Peki Battletoads nasıl bir oyun?
Turbo Tunnel bölümünün yeni versiyonu |
Battletoads bir beat ‘em up oyunu olarak başlıyor ve araya
farklı türlerde bölümler sıkıştırıyor. Sonra bu farklı türlerin sıklığı artıp
beat ‘em türü gittikçe daha az gelmeye başlıyor. Oyunun sonlarına doğru ise
neredeyse tamamen yok oluyorlar. Bu yüzden Battletoads’ın türünü söyleyemem ama
barındırdığı türlerden en çok öne çıkardığı beat ‘em up diyebilirim.
Oyunun beat 'em up kısmına bakarsak bunun gayet güzel
olduğunu söyleyebilirim. Başta yüzeysel gibi hissettiriyor ama oynadıkça gelen
düşmanları değerlendirip sürekli bir sonraki hamlenizde ne yapacağınızı
hesaplamaya başlıyorsunuz. Mesela alan hasarı veren düşmanları hızlı
temizlemeniz gerekiyor çünkü ekrana fazla dağılırlarsa sürekli hasar yiyip
sersemlemeye başlıyorsunuz.
Üç karakter var ve her karakter kendine has özelliklere ve
oynanışa sahip.

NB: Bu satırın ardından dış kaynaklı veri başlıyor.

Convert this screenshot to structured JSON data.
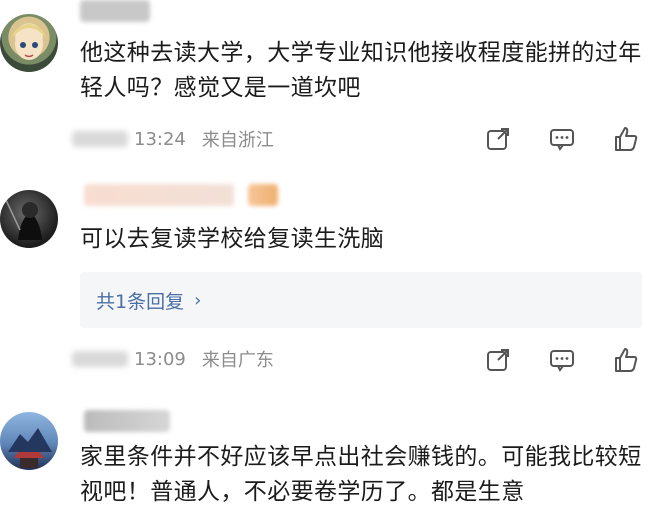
{
  "comments": [
    {
      "text": "他这种去读大学，大学专业知识他接收程度能拼的过年轻人吗？感觉又是一道坎吧",
      "time": "13:24",
      "location": "来自浙江"
    },
    {
      "text": "可以去复读学校给复读生洗脑",
      "time": "13:09",
      "location": "来自广东",
      "replies_label": "共1条回复"
    },
    {
      "text": "家里条件并不好应该早点出社会赚钱的。可能我比较短视吧！普通人，不必要卷学历了。都是生意"
    }
  ],
  "icons": {
    "share": "share-icon",
    "comment": "comment-icon",
    "like": "like-icon"
  },
  "colors": {
    "text": "#1b1b1b",
    "meta": "#8c8c8c",
    "link": "#4a6fa5",
    "reply_bg": "#f5f6f8"
  }
}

Mesela Zitz alan hasarı vermeye odaklı hızlı bir karakterken
Pimple bir vuruşuyla bir karakteri yere serecek güçte yavaş bir karakter.
Tuşlar olarak aynı görünseler de kombolarında da değişiklikler var. Komboların
içinde oyunun size öğretmediği bir kombinasyonu denk getirirseniz özel bir
hareket görebiliyorsunuz. Hangi tuşlar olduğunu söylemeyeceğim ama bu tuşlar
Zitz ve Rash’da aynı iken Pimple’da farklı.
Oyunun ana karakterleri. Soldan sağa doğru Zitz, Pimple ve Rash |
Ayrıca oyun zor. Beat ‘em up türünü çok iyi bildiğimi ve
harika oynadığımı söyleyemem ama oyunun ilk bossuna dört kez ölmek de normal
bir şey değildi benim için. Başta sadece yumruklar saçarak oynadığım oyunu
strateji kurarak oynamak zorunda kaldığım kısım da burasıydı. Oyunu “Toad”
zorluğunda yani orta seviyede oynadığımı da belirteyim.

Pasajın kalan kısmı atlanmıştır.